Cotón siempre impuso su presencia para quedarse con el triunfo en Cozumel. Gentileza KO
lunes, 17 de agosto de 2009
“¡Hola amigos! ¡Acá estamos muy contentos y felices!”, dice Juan Carlos Reveco del otro lado del teléfono, mientras preparaba los bolsos para su traslado a Cancún (desde la isla de Cuzumel), desde donde hoy viajará a nuestro país; mañana arribará a Mendoza, a la aeroestación Francisco Gabrielli, alrededor de las 14.30.
Fue toda una odisea lograr ubicar al flamante campeón mundial interino de los minimosca, Cotón Reveco. Pero, luego de innumerables llamados, finalmente pudimos dar con el púgil de Malargüe, quien recuperó el cetro de los 48.998 kg (o 108 libras) como visitante.
Tras la pelea, el mendocino estuvo varias horas festejando el título.

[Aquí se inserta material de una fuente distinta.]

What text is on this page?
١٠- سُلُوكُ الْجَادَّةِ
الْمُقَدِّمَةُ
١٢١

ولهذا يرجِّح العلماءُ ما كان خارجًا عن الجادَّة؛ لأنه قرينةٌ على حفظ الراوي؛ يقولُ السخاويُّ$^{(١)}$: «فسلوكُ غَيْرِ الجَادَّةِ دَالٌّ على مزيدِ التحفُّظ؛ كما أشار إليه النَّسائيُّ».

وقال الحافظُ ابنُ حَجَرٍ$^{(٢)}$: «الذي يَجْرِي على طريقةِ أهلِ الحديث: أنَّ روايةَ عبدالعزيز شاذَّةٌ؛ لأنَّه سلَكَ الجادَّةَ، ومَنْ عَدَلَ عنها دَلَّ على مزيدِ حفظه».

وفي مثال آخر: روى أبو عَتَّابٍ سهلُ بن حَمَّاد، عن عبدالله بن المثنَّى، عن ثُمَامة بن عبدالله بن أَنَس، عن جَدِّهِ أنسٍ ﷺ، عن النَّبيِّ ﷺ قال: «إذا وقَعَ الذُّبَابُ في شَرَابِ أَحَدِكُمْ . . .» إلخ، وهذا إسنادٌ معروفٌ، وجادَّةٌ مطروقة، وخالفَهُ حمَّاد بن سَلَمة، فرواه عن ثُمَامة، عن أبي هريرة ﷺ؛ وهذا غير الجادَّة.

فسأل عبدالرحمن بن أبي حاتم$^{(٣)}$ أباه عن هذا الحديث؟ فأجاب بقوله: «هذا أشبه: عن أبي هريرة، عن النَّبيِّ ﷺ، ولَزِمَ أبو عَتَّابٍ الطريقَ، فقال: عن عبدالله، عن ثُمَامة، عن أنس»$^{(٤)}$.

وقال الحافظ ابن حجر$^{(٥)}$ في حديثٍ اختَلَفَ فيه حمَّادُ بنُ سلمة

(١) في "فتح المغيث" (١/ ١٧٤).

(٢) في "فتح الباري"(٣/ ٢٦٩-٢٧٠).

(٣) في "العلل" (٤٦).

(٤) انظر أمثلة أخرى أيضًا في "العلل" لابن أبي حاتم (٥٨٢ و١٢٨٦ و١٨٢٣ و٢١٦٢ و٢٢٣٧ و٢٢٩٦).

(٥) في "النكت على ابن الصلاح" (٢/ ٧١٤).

“Estoy feliz, muy bien. Recién venimos llegando de un agasajo. A la pelea nos fueron a ver unos argentinos que residen acá y que son de San Juan, Córdoba y Buenos Aires, y muy temprano nos vinieron a buscar para comer un asado. ¡Sí, un asado, aunque no lo creas comimos un asado a lo argentino!, reía de felicidad Cotón, mientras, a su vez, le sugería a Jonathan Barros (sparring y amigo inseparable de estos días) que armara los bolsos.
“Ese, ese es mío. Lo otro es de Pablo (Chacón)”, se le escuchaba decir a Reveco. “Es que estamos haciendo los bolsos para partir a Cancún y de allí nos vamos a la Argentina. Salimos en poco tiempo”, sostuvo.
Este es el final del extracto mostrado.